Título original: Yek tasadef sadeh // Origen: Irán – Francia – Luxemburgo – EE.UU. // Dirección: Jafar Panahi // Guión: Jafar Panahi // Intérpretes: Ebrahim Azizi, Madjid Panahi, Vahid Mobasseri, Mariam Afshari, Hadis Pakbaten, Delmaz Najafi, George Hashemzadeh // Fotografía: Amin Jafari // Montaje: Amir Etminan // Vestuario: Leila Naghdi Pari // Duración: 103 minutos // Año: 2025 //
8 puntos
LA DUDA QUE NOS ARRASTRA
Por Guillermo Colantonio
En el título de la última película de Jafar Panahi se halla una de las claves de su cine: aquello que leemos como simple es solo una pantalla de la complejidad y de la riqueza conceptual que atraviesan sus historias. Una anécdota, por mínima que sea, crea carriles subterráneos, para que afloren diversas formas de violencia incrustadas en cada gesto cotidiano. Un simpe accidente, entonces, es la parte del todo. Es la puerta de entrada a un dilema moral cuyo argumento puede sintetizarse en el desesperado intento de comprobación de un hombre, de la necesidad de saber si se ha topado casualmente -y por gracia del destino- con su torturador. No obstante, la mayor gratificación que nos puede dar Panahi es no convertir esto en un espectáculo sensacionalista. Por el contrario, utilizando las herramientas cinematográficas adecuadas, nos sumerge en el conflicto y deja desnudo a todo aquel que se encierre en una historia más de venganza. La cosa no va por ahí. Los personajes y nosotros mismos seremos prisioneros de la duda y del valor referencial que le damos a las palabras, porque Fue sólo un accidente es fundamentalmente una película hablada y desde el comienzo hasta la última escena su impronta será significativa.

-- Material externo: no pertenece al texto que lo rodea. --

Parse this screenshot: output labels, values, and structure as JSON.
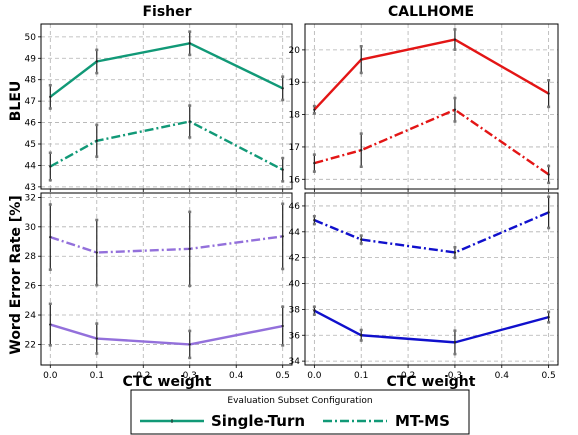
{
  "figure": {
    "ylabel_top": "BLEU",
    "ylabel_bottom": "Word Error Rate [%]",
    "xlabel": "CTC weight"
  },
  "legend": {
    "title": "Evaluation Subset Configuration",
    "entries": [
      {
        "label": "Single-Turn",
        "style": "solid"
      },
      {
        "label": "MT-MS",
        "style": "dashdot"
      }
    ]
  },
  "colors": {
    "fisher_bleu": "#119977",
    "fisher_wer": "#9370DB",
    "callhome_bleu": "#E31515",
    "callhome_wer": "#1010CC",
    "grid": "#b0b0b0",
    "errorbar": "#222222"
  },
  "chart_data": [
    {
      "type": "line",
      "title": "Fisher",
      "ylabel": "BLEU",
      "xlabel": "",
      "x": [
        0.0,
        0.1,
        0.3,
        0.5
      ],
      "xticks": [
        "0.0",
        "0.1",
        "0.2",
        "0.3",
        "0.4",
        "0.5"
      ],
      "xlim": [
        -0.02,
        0.52
      ],
      "ylim": [
        42.9,
        50.6
      ],
      "yticks": [
        43,
        44,
        45,
        46,
        47,
        48,
        49,
        50
      ],
      "grid": true,
      "series": [
        {
          "name": "Single-Turn",
          "style": "solid",
          "values": [
            47.2,
            48.85,
            49.7,
            47.6
          ],
          "err": [
            0.6,
            0.6,
            0.6,
            0.6
          ]
        },
        {
          "name": "MT-MS",
          "style": "dashdot",
          "values": [
            43.95,
            45.15,
            46.05,
            43.8
          ],
          "err": [
            0.7,
            0.8,
            0.8,
            0.6
          ]
        }
      ]
    },
    {
      "type": "line",
      "title": "CALLHOME",
      "ylabel": "",
      "xlabel": "",
      "x": [
        0.0,
        0.1,
        0.3,
        0.5
      ],
      "xticks": [
        "0.0",
        "0.1",
        "0.2",
        "0.3",
        "0.4",
        "0.5"
      ],
      "xlim": [
        -0.02,
        0.52
      ],
      "ylim": [
        15.7,
        20.8
      ],
      "yticks": [
        16,
        17,
        18,
        19,
        20
      ],
      "grid": true,
      "series": [
        {
          "name": "Single-Turn",
          "style": "solid",
          "values": [
            18.15,
            19.7,
            20.32,
            18.65
          ],
          "err": [
            0.15,
            0.45,
            0.35,
            0.45
          ]
        },
        {
          "name": "MT-MS",
          "style": "dashdot",
          "values": [
            16.5,
            16.9,
            18.15,
            16.15
          ],
          "err": [
            0.3,
            0.55,
            0.4,
            0.3
          ]
        }
      ]
    },
    {
      "type": "line",
      "title": "",
      "ylabel": "Word Error Rate [%]",
      "xlabel": "CTC weight",
      "x": [
        0.0,
        0.1,
        0.3,
        0.5
      ],
      "xticks": [
        "0.0",
        "0.1",
        "0.2",
        "0.3",
        "0.4",
        "0.5"
      ],
      "xlim": [
        -0.02,
        0.52
      ],
      "ylim": [
        20.6,
        32.3
      ],
      "yticks": [
        22,
        24,
        26,
        28,
        30,
        32
      ],
      "grid": true,
      "series": [
        {
          "name": "MT-MS",
          "style": "dashdot",
          "values": [
            29.3,
            28.25,
            28.5,
            29.35
          ],
          "err": [
            2.3,
            2.3,
            2.6,
            2.3
          ]
        },
        {
          "name": "Single-Turn",
          "style": "solid",
          "values": [
            23.35,
            22.4,
            22.0,
            23.25
          ],
          "err": [
            1.5,
            1.1,
            1.0,
            1.4
          ]
        }
      ]
    },
    {
      "type": "line",
      "title": "",
      "ylabel": "",
      "xlabel": "CTC weight",
      "x": [
        0.0,
        0.1,
        0.3,
        0.5
      ],
      "xticks": [
        "0.0",
        "0.1",
        "0.2",
        "0.3",
        "0.4",
        "0.5"
      ],
      "xlim": [
        -0.02,
        0.52
      ],
      "ylim": [
        33.7,
        47.0
      ],
      "yticks": [
        34,
        36,
        38,
        40,
        42,
        44,
        46
      ],
      "grid": true,
      "series": [
        {
          "name": "MT-MS",
          "style": "dashdot",
          "values": [
            44.9,
            43.4,
            42.4,
            45.5
          ],
          "err": [
            0.4,
            0.4,
            0.5,
            1.3
          ]
        },
        {
          "name": "Single-Turn",
          "style": "solid",
          "values": [
            37.9,
            36.0,
            35.45,
            37.4
          ],
          "err": [
            0.4,
            0.5,
            1.0,
            0.5
          ]
        }
      ]
    }
  ]
}
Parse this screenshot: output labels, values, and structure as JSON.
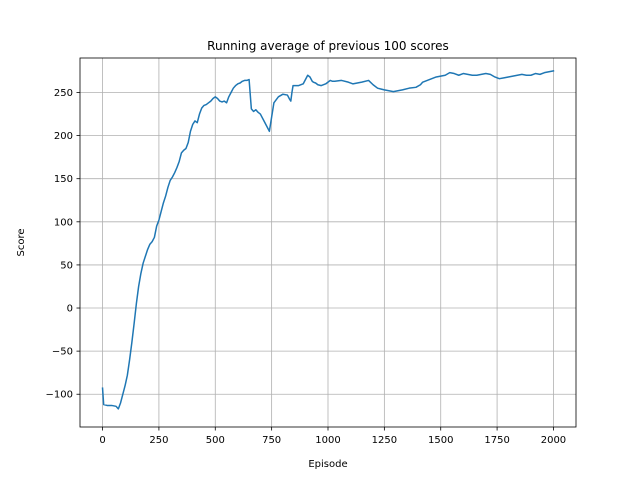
{
  "chart_data": {
    "type": "line",
    "title": "Running average of previous 100 scores",
    "xlabel": "Episode",
    "ylabel": "Score",
    "xlim": [
      -100,
      2100
    ],
    "ylim": [
      -138,
      290
    ],
    "xticks": [
      0,
      250,
      500,
      750,
      1000,
      1250,
      1500,
      1750,
      2000
    ],
    "yticks": [
      -100,
      -50,
      0,
      50,
      100,
      150,
      200,
      250
    ],
    "grid": true,
    "color": "#1f77b4",
    "series": [
      {
        "x": [
          0,
          5,
          20,
          40,
          60,
          70,
          80,
          90,
          100,
          110,
          120,
          130,
          140,
          150,
          160,
          170,
          180,
          190,
          200,
          210,
          220,
          230,
          240,
          250,
          260,
          270,
          280,
          290,
          300,
          310,
          320,
          330,
          340,
          350,
          360,
          370,
          380,
          390,
          400,
          410,
          420,
          430,
          440,
          450,
          460,
          470,
          480,
          490,
          500,
          510,
          520,
          530,
          540,
          550,
          560,
          570,
          580,
          590,
          600,
          610,
          620,
          630,
          640,
          650,
          660,
          670,
          680,
          690,
          700,
          720,
          740,
          760,
          780,
          800,
          820,
          830,
          835,
          840,
          845,
          850,
          870,
          890,
          910,
          920,
          930,
          935,
          945,
          955,
          970,
          990,
          1000,
          1010,
          1020,
          1030,
          1060,
          1090,
          1110,
          1130,
          1150,
          1180,
          1200,
          1220,
          1250,
          1270,
          1290,
          1310,
          1330,
          1360,
          1390,
          1410,
          1420,
          1440,
          1460,
          1480,
          1500,
          1520,
          1540,
          1560,
          1580,
          1600,
          1620,
          1640,
          1660,
          1680,
          1700,
          1720,
          1740,
          1760,
          1780,
          1800,
          1820,
          1840,
          1860,
          1880,
          1900,
          1920,
          1940,
          1960,
          1980,
          2000
        ],
        "y": [
          -93,
          -112,
          -113,
          -113,
          -114,
          -117,
          -110,
          -100,
          -90,
          -78,
          -60,
          -40,
          -18,
          5,
          25,
          40,
          52,
          60,
          68,
          74,
          77,
          82,
          95,
          102,
          112,
          122,
          130,
          140,
          148,
          152,
          157,
          163,
          170,
          180,
          183,
          185,
          192,
          205,
          213,
          217,
          215,
          225,
          232,
          235,
          236,
          238,
          240,
          243,
          245,
          243,
          240,
          239,
          240,
          238,
          245,
          250,
          255,
          258,
          260,
          261,
          263,
          264,
          264,
          265,
          231,
          228,
          230,
          227,
          225,
          215,
          205,
          238,
          245,
          248,
          247,
          242,
          240,
          250,
          258,
          258,
          258,
          260,
          270,
          268,
          263,
          262,
          261,
          259,
          258,
          260,
          262,
          264,
          263,
          263,
          264,
          262,
          260,
          261,
          262,
          264,
          259,
          255,
          253,
          252,
          251,
          252,
          253,
          255,
          256,
          259,
          262,
          264,
          266,
          268,
          269,
          270,
          273,
          272,
          270,
          272,
          271,
          270,
          270,
          271,
          272,
          271,
          268,
          266,
          267,
          268,
          269,
          270,
          271,
          270,
          270,
          272,
          271,
          273,
          274,
          275
        ]
      }
    ]
  }
}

Una primera secuencia es clave para inaugurar el juego. Una familia viaja en camioneta y el padre atropella un perro. Su pequeña hija se lo recrimina, como si hubiera sido a propósito. Es la punta del iceberg para un problema sostenido en la sombra de una duda que se amasará como plastilina en torno a la naturaleza del personaje. Inmediatamente van a reparar el vehículo a un taller mecánico. Allí reside la víctima, un trabajador que ha estado preso y ha sido torturado por el régimen. El cree reconocer a su verdugo y reacciona impulsivamente. Lo secuestra y arma una puesta en escena para aplicar el ojo por ojo, diente por diente, sin embargo, es persuadido por el otro y la ejecución se dilata. Mientras tanto, va en busca de otras víctimas y la película comienza a bordear otras modalidades genéricas como la road movie o la comedia. La primera se efectiviza con el constante viaje de los personajes por la ruta y con un horizonte incierto. Mientras haya palabras de por medio, la resolución se dilata; la segunda, por la inclusión de momentos de humor en medio del drama general. Panahi es un cineasta comprometido, pero no filma discursos ni se asfixia en lemas viciados tales como películas justas y necesarias, que muchos ponen como tapa ante cualquier forma que se precie de ser realista o testimonial. En otros términos, estemos donde estemos, el humor es parte de la vida. Sin embargo, la propia lógica del montaje lo va atenuando hasta que llegamos a los últimos veinte minutos, una escena tremenda, llevada al límite de lo artificial, como si fuera un cuadro de Goya o un pasaje del Infierno de La divina comedia.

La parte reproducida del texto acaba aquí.